You’ll watch live demos and think, oh… that actually changes things.
You’ll dive deep into design topics that don’t yet have clear answers.
And you’ll leave with notes you may not fully understand until weeks later. That happens. It’s normal.
Fresh ideas. Practical takeaways. A few new connections that might turn into something—or might just stay as a good conversation you remember.
Memorable moments from Config 2025


Some talks stick longer than others.
Designing dystopia: the creative vision behind Severance
Jeremy Hindle shared how intentional design choices can quietly shape emotion and narrative.
Redesigning the computer mouse
Corten Singer, alongside Ryan Hudson-Peralta, explored accessibility not as an add-on, but as a starting point.
Expressive design and illustration in Figma Draw
Rogie King, Lauren Budorick, and Tim Van Damme showed how tools can stay powerful without killing personality.
How to make interactive animations with Figma
Carmen Ansio made motion feel less intimidating—and more playful.
The future of the web is paved with shaders
Maxime Heckel reminded everyone that performance and beauty don’t have to compete. Sometimes they collaborate.

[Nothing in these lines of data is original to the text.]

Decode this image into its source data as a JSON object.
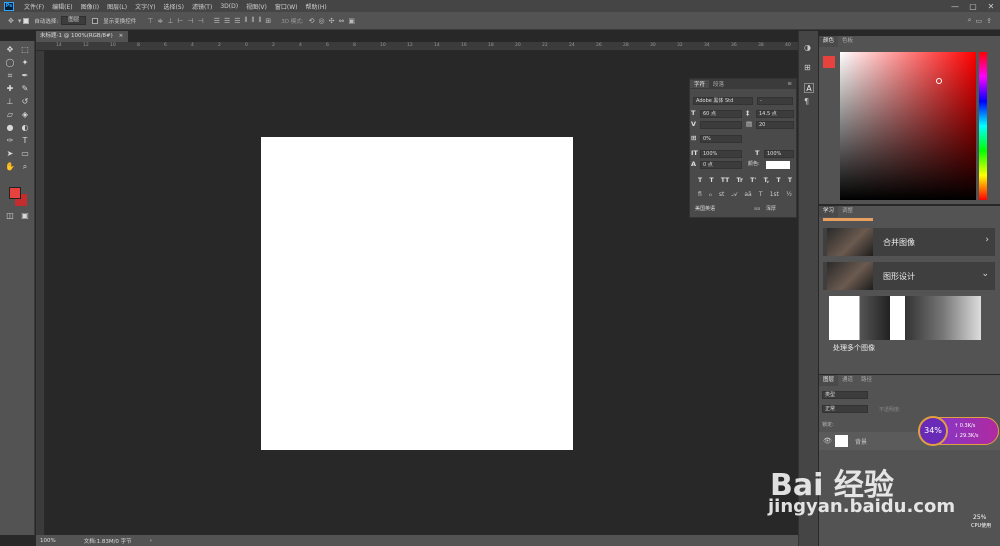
{
  "app": {
    "logo": "Ps"
  },
  "menu": [
    "文件(F)",
    "编辑(E)",
    "图像(I)",
    "图层(L)",
    "文字(Y)",
    "选择(S)",
    "滤镜(T)",
    "3D(D)",
    "视图(V)",
    "窗口(W)",
    "帮助(H)"
  ],
  "window_controls": {
    "minimize": "—",
    "restore": "▢",
    "close": "✕"
  },
  "options": {
    "auto_select_label": "自动选择:",
    "auto_select_value": "图层",
    "transform_label": "显示变换控件",
    "mode_3d": "3D 模式:"
  },
  "document": {
    "tab_label": "未标题-1 @ 100%(RGB/8#)",
    "tab_close": "×",
    "zoom": "100%",
    "doc_info": "文档:1.83M/0 字节"
  },
  "ruler_ticks": [
    "14",
    "12",
    "10",
    "8",
    "6",
    "4",
    "2",
    "0",
    "2",
    "4",
    "6",
    "8",
    "10",
    "12",
    "14",
    "16",
    "18",
    "20",
    "22",
    "24",
    "26",
    "28",
    "30",
    "32",
    "34",
    "36",
    "38",
    "40"
  ],
  "character_panel": {
    "tabs": [
      "字符",
      "段落"
    ],
    "font_family": "Adobe 黑体 Std",
    "font_style": "-",
    "font_size": "60 点",
    "leading": "14.5 点",
    "kerning": "",
    "tracking": "20",
    "scale_pct": "0%",
    "vertical_scale": "100%",
    "horizontal_scale": "100%",
    "baseline": "0 点",
    "color_label": "颜色:",
    "style_buttons": [
      "T",
      "T",
      "TT",
      "Tr",
      "T'",
      "T,",
      "T",
      "T"
    ],
    "lang": "美国英语",
    "aa_mode": "浑厚",
    "aa_prefix": "aa"
  },
  "color_panel": {
    "tabs": [
      "颜色",
      "色板"
    ],
    "fg_color": "#e8423f",
    "bg_color": "#c42d2d"
  },
  "learn_panel": {
    "tabs": [
      "学习",
      "调整"
    ],
    "cards": [
      {
        "title": "合并图像",
        "chevron": "›"
      },
      {
        "title": "图形设计",
        "chevron": "⌄"
      }
    ],
    "sub_item": "处理多个图像"
  },
  "layers_panel": {
    "tabs": [
      "图层",
      "通道",
      "路径"
    ],
    "search": "类型",
    "mode": "正常",
    "opacity": "不透明度:",
    "lock": "锁定:",
    "layer_name": "背景",
    "badge_pct": "34%",
    "badge_up": "↑ 0.3K/s",
    "badge_down": "↓ 29.3K/s",
    "small_pct": "25%",
    "small_label": "CPU使用"
  },
  "watermark": {
    "text": "Bai 经验",
    "url": "jingyan.baidu.com"
  }
}
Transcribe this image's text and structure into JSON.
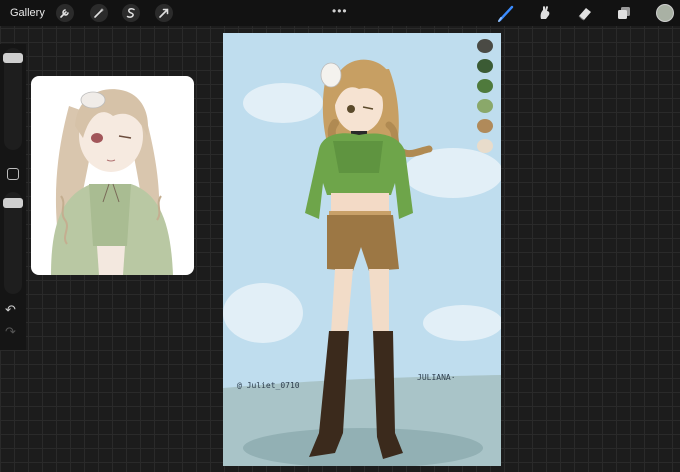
{
  "toolbar": {
    "gallery_label": "Gallery",
    "left_tools": [
      "wrench-icon",
      "magic-wand-icon",
      "selection-s-icon",
      "transform-arrow-icon"
    ],
    "more_label": "•••",
    "right_tools": [
      "brush-icon",
      "smudge-icon",
      "eraser-icon",
      "layers-icon"
    ],
    "current_color": "#a9b1a4"
  },
  "sidebar": {
    "undo_glyph": "↶",
    "redo_glyph": "↷"
  },
  "canvas": {
    "palette": [
      "#4a4a44",
      "#3b5b34",
      "#4f7a3c",
      "#8aa86a",
      "#b08a5a",
      "#e8dccb"
    ],
    "signature": "@ Juliet_0710",
    "name_label": "JULIANA·"
  }
}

From storytelling as a PM to storytelling as a film director
Ebi Atawodi talked about narrative in a way that felt… broader than product.
The wild west of collaborative brand design
Chara and Mike Smith leaned into the messiness of collaboration, not away from it.
The art of not naming your layers
Inga Hampton proved that even the smallest habits can reflect bigger design philosophies.
Figma Config isn’t about having everything figured out.
It’s more about leaving with better questions—and a little momentum.
And honestly, that’s usually enough.